With such a foundation it is possible for the personal ordinariates now established in England and the United States to become a truly exciting step toward church unity, and here’s how: There are many thinking Evangelical Christians who are conservative and orthodox in their faith. They have little patience with the razzmatazz of the mega churches and the post modern, self help versions of contemporary Protestant Christianity. They have come to appreciate the historic church. They are longing for liturgy, solid doctrine, strong moral teaching and unity with the apostolic church.
However, if they are drawn to the Episcopal or Lutheran churches they are repulsed by the radical political and sexual agendas, the dumbed down liturgy and ‘up to date’ approach. They wanted tradition, prayer and reverence and they find trendiness, politics and relevance. Sadly, if they visit their local Catholic church it may very well be indistinguishable from what the Episcopalians and Lutherans have on offer. Should they find a more traditional Catholic church they may find the cultural aspects too daunting. They’d spot the Infant of Prague or Our Lady of Fatima and hear rosaries being muttered and their old anti Catholic bias will rear its head and they’ll stay away.
Should they venture into a traditional Anglican church, however, they would find much to their liking. An Anglican church united, not absorbed by the Catholic Church, would provide the via media that would enable them not only to feel at home, but to come home to Rome.
For this to happen, the members of the Ordinariate will have to resist the easy temptation to become an Anglo Catholic sect within Catholicism. They have been used to being a church within a church in Anglicanism and it will be easy for them to become the same within the Catholic Church. If they are to be a true via media they must envision a new mission that goes with their new identity. If they adopt a missionary spirit, their new role could be a vital part of the new evangelization.

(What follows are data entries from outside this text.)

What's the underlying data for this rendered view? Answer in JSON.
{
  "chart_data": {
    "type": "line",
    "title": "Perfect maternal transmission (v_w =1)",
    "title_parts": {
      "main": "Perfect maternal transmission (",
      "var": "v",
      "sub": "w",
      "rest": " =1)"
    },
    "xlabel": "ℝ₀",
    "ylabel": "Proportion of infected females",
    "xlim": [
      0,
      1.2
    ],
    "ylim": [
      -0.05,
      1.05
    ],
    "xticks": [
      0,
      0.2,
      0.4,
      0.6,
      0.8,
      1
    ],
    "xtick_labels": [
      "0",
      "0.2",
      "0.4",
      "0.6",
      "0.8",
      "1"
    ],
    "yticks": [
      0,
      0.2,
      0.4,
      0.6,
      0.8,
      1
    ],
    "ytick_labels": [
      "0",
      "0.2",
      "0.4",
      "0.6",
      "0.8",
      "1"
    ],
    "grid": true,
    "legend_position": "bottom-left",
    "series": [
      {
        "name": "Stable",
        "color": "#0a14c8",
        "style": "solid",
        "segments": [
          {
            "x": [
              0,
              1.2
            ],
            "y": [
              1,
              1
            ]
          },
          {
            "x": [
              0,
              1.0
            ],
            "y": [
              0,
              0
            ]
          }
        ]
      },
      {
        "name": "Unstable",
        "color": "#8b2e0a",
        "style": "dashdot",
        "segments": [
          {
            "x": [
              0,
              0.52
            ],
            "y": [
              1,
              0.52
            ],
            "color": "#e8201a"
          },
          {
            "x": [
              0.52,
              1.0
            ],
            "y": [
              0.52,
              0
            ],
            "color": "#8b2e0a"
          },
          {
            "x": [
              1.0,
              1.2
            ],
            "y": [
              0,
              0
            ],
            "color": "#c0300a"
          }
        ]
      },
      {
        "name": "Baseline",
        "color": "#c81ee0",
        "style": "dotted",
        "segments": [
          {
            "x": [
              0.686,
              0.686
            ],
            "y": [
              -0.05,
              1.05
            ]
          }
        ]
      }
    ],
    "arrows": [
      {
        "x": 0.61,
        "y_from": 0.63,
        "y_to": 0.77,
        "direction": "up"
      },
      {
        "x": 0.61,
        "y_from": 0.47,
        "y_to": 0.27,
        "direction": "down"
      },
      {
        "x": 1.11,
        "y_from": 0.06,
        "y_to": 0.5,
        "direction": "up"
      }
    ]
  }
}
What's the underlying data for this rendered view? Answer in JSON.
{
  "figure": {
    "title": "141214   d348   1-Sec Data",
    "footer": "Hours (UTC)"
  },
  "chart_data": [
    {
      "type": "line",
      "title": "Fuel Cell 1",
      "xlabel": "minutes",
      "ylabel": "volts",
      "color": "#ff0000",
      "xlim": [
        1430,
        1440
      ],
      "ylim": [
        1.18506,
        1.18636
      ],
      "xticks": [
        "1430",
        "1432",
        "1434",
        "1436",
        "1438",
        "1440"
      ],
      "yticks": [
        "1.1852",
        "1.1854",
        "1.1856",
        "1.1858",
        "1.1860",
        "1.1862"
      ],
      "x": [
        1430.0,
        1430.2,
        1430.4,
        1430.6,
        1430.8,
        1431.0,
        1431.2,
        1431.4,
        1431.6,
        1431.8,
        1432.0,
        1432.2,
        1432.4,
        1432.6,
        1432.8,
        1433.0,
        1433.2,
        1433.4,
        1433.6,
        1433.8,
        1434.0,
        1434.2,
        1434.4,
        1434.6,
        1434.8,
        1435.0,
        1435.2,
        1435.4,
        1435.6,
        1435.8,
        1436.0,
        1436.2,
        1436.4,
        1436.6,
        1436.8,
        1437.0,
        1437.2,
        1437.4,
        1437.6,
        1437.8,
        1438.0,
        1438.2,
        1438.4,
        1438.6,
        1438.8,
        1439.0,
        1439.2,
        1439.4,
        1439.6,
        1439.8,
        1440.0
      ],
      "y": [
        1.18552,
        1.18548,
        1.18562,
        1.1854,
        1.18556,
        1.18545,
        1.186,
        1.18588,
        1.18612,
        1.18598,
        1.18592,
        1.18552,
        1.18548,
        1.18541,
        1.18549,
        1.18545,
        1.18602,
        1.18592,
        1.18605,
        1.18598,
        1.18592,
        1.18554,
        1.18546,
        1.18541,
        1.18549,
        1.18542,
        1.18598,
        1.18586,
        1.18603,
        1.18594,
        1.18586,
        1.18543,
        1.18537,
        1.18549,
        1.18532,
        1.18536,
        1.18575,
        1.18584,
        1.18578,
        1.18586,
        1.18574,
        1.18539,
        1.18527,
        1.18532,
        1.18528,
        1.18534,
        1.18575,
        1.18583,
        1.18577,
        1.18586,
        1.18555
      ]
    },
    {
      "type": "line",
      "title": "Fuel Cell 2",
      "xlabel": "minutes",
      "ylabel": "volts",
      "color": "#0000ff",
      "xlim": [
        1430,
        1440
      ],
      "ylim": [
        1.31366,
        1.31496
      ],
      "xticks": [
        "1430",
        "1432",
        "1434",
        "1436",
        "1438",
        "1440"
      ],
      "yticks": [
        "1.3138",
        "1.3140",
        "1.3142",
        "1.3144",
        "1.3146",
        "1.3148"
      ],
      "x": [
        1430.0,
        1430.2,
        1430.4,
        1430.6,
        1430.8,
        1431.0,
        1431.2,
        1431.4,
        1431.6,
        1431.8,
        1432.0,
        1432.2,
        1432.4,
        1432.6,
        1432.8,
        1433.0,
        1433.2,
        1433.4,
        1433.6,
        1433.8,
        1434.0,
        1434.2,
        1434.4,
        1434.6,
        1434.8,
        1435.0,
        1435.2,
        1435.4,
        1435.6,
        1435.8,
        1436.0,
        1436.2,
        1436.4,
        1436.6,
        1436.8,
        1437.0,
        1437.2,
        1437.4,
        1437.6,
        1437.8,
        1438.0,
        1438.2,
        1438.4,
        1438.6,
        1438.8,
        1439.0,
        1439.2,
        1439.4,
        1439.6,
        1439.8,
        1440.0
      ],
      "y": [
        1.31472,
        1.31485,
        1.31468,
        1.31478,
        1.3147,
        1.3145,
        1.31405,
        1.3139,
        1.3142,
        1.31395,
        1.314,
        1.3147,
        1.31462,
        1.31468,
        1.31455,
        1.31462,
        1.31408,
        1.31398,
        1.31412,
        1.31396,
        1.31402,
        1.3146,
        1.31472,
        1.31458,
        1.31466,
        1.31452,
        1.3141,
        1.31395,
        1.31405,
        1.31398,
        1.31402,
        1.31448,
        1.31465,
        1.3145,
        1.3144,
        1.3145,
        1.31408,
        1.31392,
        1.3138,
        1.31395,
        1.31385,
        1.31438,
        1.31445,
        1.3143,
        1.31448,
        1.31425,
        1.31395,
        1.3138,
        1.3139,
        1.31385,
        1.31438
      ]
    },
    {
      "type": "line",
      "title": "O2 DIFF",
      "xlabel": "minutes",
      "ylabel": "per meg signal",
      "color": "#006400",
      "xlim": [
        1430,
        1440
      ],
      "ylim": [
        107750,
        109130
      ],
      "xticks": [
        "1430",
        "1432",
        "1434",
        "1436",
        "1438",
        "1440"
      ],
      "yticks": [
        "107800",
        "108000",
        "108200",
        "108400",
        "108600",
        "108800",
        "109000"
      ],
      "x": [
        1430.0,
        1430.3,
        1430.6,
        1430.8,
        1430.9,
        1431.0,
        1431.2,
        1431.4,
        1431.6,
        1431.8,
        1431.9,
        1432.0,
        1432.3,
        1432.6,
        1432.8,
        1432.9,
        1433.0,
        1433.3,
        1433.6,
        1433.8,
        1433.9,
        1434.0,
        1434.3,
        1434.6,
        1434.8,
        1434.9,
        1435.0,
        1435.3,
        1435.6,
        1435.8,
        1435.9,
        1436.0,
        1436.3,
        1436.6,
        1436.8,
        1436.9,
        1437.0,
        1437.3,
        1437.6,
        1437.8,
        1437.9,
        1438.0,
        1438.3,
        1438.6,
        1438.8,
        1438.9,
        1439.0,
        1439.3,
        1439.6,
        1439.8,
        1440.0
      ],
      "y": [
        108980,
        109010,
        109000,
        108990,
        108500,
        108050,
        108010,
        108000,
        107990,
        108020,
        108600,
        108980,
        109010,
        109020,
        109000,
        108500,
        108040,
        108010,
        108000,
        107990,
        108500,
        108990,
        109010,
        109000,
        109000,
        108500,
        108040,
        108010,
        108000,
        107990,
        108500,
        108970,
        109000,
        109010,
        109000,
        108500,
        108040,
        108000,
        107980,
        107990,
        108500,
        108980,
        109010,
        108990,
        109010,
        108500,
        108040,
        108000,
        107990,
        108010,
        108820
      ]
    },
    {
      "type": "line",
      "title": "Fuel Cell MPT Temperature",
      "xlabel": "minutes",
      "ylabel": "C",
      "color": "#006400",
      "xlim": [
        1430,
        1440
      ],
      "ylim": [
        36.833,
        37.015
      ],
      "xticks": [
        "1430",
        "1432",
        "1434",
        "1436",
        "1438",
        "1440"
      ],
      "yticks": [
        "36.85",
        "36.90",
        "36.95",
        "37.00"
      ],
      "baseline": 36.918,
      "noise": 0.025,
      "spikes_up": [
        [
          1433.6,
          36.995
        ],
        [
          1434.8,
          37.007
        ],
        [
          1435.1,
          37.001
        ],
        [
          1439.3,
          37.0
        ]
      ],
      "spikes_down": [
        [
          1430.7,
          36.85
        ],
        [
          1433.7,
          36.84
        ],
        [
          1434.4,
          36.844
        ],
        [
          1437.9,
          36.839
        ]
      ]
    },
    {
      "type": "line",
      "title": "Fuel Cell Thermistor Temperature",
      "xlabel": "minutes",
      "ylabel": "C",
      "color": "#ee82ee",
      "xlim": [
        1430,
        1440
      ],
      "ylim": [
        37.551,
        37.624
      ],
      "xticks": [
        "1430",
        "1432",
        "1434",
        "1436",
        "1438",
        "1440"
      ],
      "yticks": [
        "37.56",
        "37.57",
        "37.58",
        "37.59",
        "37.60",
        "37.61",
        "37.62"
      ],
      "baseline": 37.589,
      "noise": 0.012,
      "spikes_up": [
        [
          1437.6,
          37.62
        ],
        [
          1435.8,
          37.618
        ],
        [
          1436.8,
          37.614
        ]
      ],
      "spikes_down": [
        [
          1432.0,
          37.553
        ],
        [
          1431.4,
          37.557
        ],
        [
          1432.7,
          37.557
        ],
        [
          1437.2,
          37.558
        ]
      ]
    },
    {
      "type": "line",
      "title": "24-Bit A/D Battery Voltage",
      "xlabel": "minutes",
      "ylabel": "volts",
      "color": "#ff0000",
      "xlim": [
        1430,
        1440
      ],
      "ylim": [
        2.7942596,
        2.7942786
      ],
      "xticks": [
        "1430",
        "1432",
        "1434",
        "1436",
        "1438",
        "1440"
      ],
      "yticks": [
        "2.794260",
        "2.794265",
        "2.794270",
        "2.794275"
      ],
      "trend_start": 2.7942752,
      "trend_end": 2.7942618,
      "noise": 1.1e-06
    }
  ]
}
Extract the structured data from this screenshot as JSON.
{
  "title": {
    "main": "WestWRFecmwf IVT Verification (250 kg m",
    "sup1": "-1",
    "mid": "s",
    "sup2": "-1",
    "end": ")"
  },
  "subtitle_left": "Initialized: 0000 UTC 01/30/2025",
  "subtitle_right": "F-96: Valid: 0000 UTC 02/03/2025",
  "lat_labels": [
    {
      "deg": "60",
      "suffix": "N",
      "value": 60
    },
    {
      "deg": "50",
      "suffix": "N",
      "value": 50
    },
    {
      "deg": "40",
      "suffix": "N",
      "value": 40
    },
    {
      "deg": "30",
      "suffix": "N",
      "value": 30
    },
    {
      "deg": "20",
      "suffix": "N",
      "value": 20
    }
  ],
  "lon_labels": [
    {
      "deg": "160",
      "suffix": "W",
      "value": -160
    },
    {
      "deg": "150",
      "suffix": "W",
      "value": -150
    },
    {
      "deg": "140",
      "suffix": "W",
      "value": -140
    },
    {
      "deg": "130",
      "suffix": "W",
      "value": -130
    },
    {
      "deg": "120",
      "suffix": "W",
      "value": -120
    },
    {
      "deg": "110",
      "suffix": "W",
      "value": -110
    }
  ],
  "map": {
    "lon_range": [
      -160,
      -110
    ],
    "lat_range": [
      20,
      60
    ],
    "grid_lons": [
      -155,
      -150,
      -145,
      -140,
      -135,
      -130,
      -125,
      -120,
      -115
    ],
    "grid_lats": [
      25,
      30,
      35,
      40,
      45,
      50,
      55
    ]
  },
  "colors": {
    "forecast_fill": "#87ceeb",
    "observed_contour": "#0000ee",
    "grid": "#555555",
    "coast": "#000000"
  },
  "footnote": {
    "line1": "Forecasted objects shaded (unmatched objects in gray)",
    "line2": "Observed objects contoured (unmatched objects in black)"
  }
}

They could pioneer a new understanding of the via media and become not a road to nowhere, but a path that leads to full communion with the Catholic Church. To do that, they will need to be a broad church–one that not only preserves the glories of Anglo-Catholic worship, but also is not ashamed to embrace the strengths of the Evangelical aspect of Anglicanism: a zeal for the gospel, an ability to communicate the faith clearly, in a way that other Protestants find acceptable and so open the doors to many who would otherwise never find their way home to Rome.